In questo splendido romanzo di Claudia Fofi, Uisciueriar, si dipanano, magistralmente descritte da uno stile quasi neorealista, che sa essere minimalista e coinvolgente, le vicende di Beatrice e dei suoi amici sullo sfondo di una città, Gubbio, che assurge a simbolo di tutte le città di provincia.
Siamo nel 1978, in TV le voci di Mike Buongiorno ed Enzo Tortora scandiscono i rituali laici degli italiani, entrando nelle case delle famiglie riunite a cena. I ragazzi giocano in cortile, si inseguono, ridono, scherzano, ma in questa spensieratezza diffusa c’è un elemento dissonante: gli occhi di Anna, mamma di Beatrice, che osserva, tutti i giorni per tutto il giorno, dalla finestra di casa. Una casa che è diventata una fortezza e dalla quale, da alcuni mesi, si rifiuta di uscire, intrappolata in quel male di vivere che si allarga minaccioso sulla sua famiglia: sul marito, che non capisce, e su Beatrice, il cui desiderio più grande è riavere indietro la mamma di prima, quella che usciva, quella che le parlava e che non indossava scuri occhiali da sole anche di sera.
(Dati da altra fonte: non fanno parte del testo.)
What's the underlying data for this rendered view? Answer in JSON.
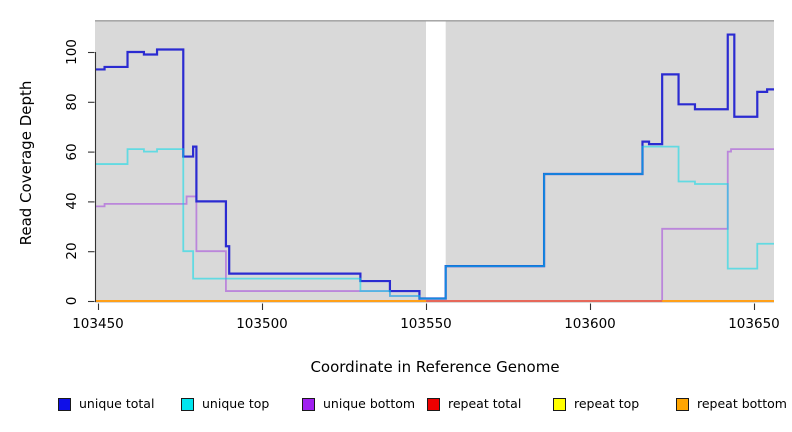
{
  "chart_data": {
    "type": "line",
    "subtype": "step",
    "xlabel": "Coordinate in Reference Genome",
    "ylabel": "Read Coverage Depth",
    "xlim": [
      103450,
      103656
    ],
    "ylim": [
      0,
      113
    ],
    "x_ticks": [
      103450,
      103500,
      103550,
      103600,
      103650
    ],
    "y_ticks": [
      0,
      20,
      40,
      60,
      80,
      100
    ],
    "grid": false,
    "panel_background": "#D9D9D9",
    "panel_top_border": "#A8A8A8",
    "gap_band": {
      "from": 103550,
      "to": 103556,
      "color": "#FFFFFF"
    },
    "series": [
      {
        "name": "repeat top",
        "color": "#F5E800",
        "opacity": 1,
        "width": 1.6,
        "points": [
          [
            103450,
            0
          ],
          [
            103656,
            0
          ]
        ]
      },
      {
        "name": "unique bottom",
        "color": "#BB86DB",
        "opacity": 1,
        "width": 1.8,
        "points": [
          [
            103450,
            38
          ],
          [
            103452,
            39
          ],
          [
            103477,
            42
          ],
          [
            103480,
            20
          ],
          [
            103489,
            4
          ],
          [
            103539,
            2
          ],
          [
            103548,
            0
          ],
          [
            103622,
            29
          ],
          [
            103642,
            60
          ],
          [
            103643,
            61
          ],
          [
            103656,
            61
          ]
        ]
      },
      {
        "name": "repeat bottom",
        "color": "#FFA019",
        "opacity": 1,
        "width": 2,
        "points": [
          [
            103450,
            0
          ],
          [
            103656,
            0
          ]
        ]
      },
      {
        "name": "repeat total",
        "color": "#DE5570",
        "opacity": 1,
        "width": 1.6,
        "points": [
          [
            103550,
            0
          ],
          [
            103622,
            0
          ]
        ]
      },
      {
        "name": "unique total",
        "color": "#2B2BD1",
        "opacity": 1,
        "width": 2.2,
        "points": [
          [
            103450,
            93
          ],
          [
            103452,
            94
          ],
          [
            103459,
            100
          ],
          [
            103464,
            99
          ],
          [
            103468,
            101
          ],
          [
            103476,
            58
          ],
          [
            103479,
            62
          ],
          [
            103480,
            40
          ],
          [
            103489,
            22
          ],
          [
            103490,
            11
          ],
          [
            103530,
            8
          ],
          [
            103539,
            4
          ],
          [
            103548,
            1
          ],
          [
            103556,
            14
          ],
          [
            103586,
            51
          ],
          [
            103616,
            64
          ],
          [
            103618,
            63
          ],
          [
            103622,
            91
          ],
          [
            103627,
            79
          ],
          [
            103632,
            77
          ],
          [
            103642,
            107
          ],
          [
            103644,
            74
          ],
          [
            103651,
            84
          ],
          [
            103654,
            85
          ],
          [
            103656,
            85
          ]
        ]
      },
      {
        "name": "unique top",
        "color": "#00DBE9",
        "opacity": 0.55,
        "width": 1.8,
        "points": [
          [
            103450,
            55
          ],
          [
            103459,
            61
          ],
          [
            103464,
            60
          ],
          [
            103468,
            61
          ],
          [
            103476,
            20
          ],
          [
            103479,
            9
          ],
          [
            103530,
            4
          ],
          [
            103539,
            2
          ],
          [
            103548,
            1
          ],
          [
            103556,
            14
          ],
          [
            103586,
            51
          ],
          [
            103616,
            62
          ],
          [
            103627,
            48
          ],
          [
            103632,
            47
          ],
          [
            103642,
            13
          ],
          [
            103651,
            23
          ],
          [
            103656,
            23
          ]
        ]
      }
    ],
    "legend_position": "bottom",
    "legend": [
      {
        "label": "unique total",
        "color": "#0F0FE8"
      },
      {
        "label": "unique top",
        "color": "#00E5EE"
      },
      {
        "label": "unique bottom",
        "color": "#A020F0"
      },
      {
        "label": "repeat total",
        "color": "#EE0000"
      },
      {
        "label": "repeat top",
        "color": "#FFFF00"
      },
      {
        "label": "repeat bottom",
        "color": "#FFA500"
      }
    ]
  }
}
Le parole che salvano l’anima
Con questa lama che le affonda nel petto, Beatrice cerca di non lasciarsi ferire dalle chiacchiere della gente, dai suoi pregiudizi, dalle maldicenze sulla madre. Ogni giorno vorrebbe spronarla a uscire, ogni giorno vorrebbe poter portare un’amica a casa, ma le sue richieste si infrangono mute contro un muro di inattaccabile silenzio. Beatrice si sente spesso esclusa dal mondo della felicità degli altri, “come un sasso calpestato” e, come una sorta di talismano, si ripete in bocca il suono delle parole. Ci sono quelle belle, da imparare a memoria, e quelle che hanno un suono sgradevole, da dimenticare.
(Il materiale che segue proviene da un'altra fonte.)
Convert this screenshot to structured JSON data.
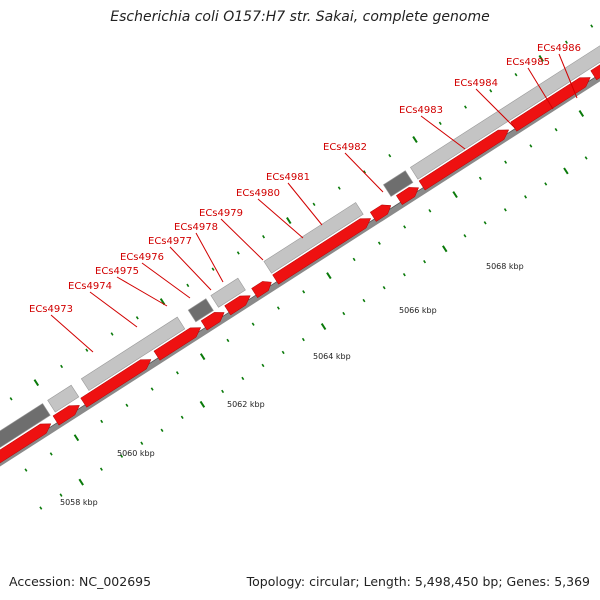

Splendide le pennellate che descrivono la festa patronale di Gubbio, che si fa metafora di vita, quando tutta la città si riversa per le strade in un potente rito di felicità collettiva, la stessa nella quale, anche se per poco, si sente immersa Beatrice.
Uisciueriar: il ruolo salvifico della musica

Intorno a lei si muove un universo composito di personaggi: il padre, che cerca di dimenticare la tristezza di casa in un’avvilente relazione extraconiugale, la nonna, che attribuisce il dolore della figlia ai malocchi della gente, Andreina, la sua amica del cuore, e i ragazzi più grandi, simbolo di una libertà che l’attrae e la spaventa al tempo stesso. In quell’età ingrata che segna il passaggio dall’infanzia all’adolescenza, Beatrice si imbatte per la prima volta in una famosa canzone dei Pink Floyd, una canzone meravigliosa e salvifica che diventa desiderio di farsi grandi e, insieme, preghiera accorata di riavere indietro il passato: Wish you were here, Uisciueriar.
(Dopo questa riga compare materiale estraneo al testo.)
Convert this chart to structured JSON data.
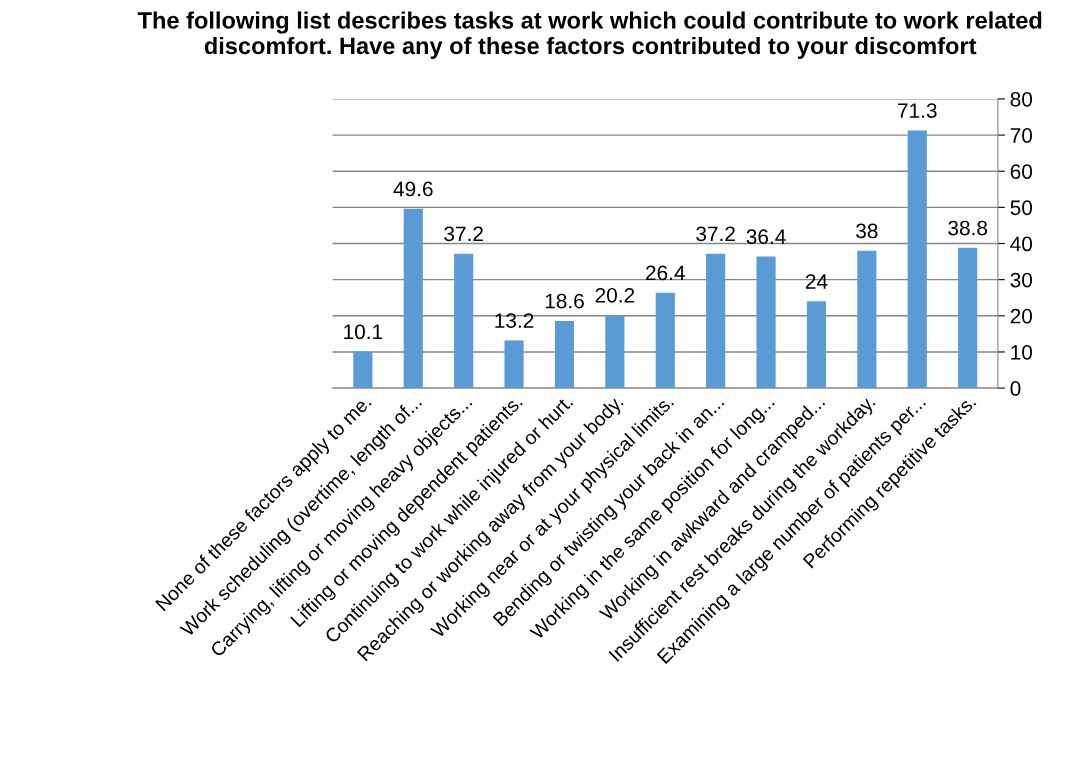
{
  "chart_data": {
    "type": "bar",
    "title": "The following list describes tasks at work which could contribute to work related discomfort. Have any of these factors contributed to your discomfort",
    "categories": [
      "None of these factors apply to me.",
      "Work scheduling (overtime, length of...",
      "Carrying, lifting or moving heavy objects...",
      "Lifting or moving dependent patients.",
      "Continuing to work while injured or hurt.",
      "Reaching or working away from your body.",
      "Working near or at your physical limits.",
      "Bending or twisting your back in an...",
      "Working in the same position for long...",
      "Working in awkward and cramped...",
      "Insufficient rest breaks during the workday.",
      "Examining a large number of patients per...",
      "Performing repetitive tasks."
    ],
    "values": [
      10.1,
      49.6,
      37.2,
      13.2,
      18.6,
      20.2,
      26.4,
      37.2,
      36.4,
      24,
      38,
      71.3,
      38.8
    ],
    "color": "#5b9bd5",
    "ylim": [
      0,
      80
    ],
    "yticks": [
      0,
      10,
      20,
      30,
      40,
      50,
      60,
      70,
      80
    ],
    "grid": "y",
    "data_labels": true
  }
}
Una narrazione intensa ed emozionante, capace di trattare un tema, quello della depressione, senza rinunciare alla tenerezza e allo stupore, facendo rivivere in chi legge le sensazioni spesso contrastanti dell’infanzia, quando il mondo appare una distesa in chiaroscuro di opportunità da esplorare.
IL VINO
Si accompagna a questa lettura un Torgiano Rosso Riserva DOCG, vino intenso e strutturato, ma dal delicato bouquet di aromi fruttati e floreali, che ricordano l’infanzia.
LE CITAZIONI

“I matti esibiscono le loro voglie e le loro paure alla luce del sole e questo scoperchia i pensieri di tutti”.
“Meglio il caos che la volontà di dio, almeno non è colpa di nessuno”.
Uisciueriar, Claudia Fofi, Excogita edizioni, a cura di Sopra le righe.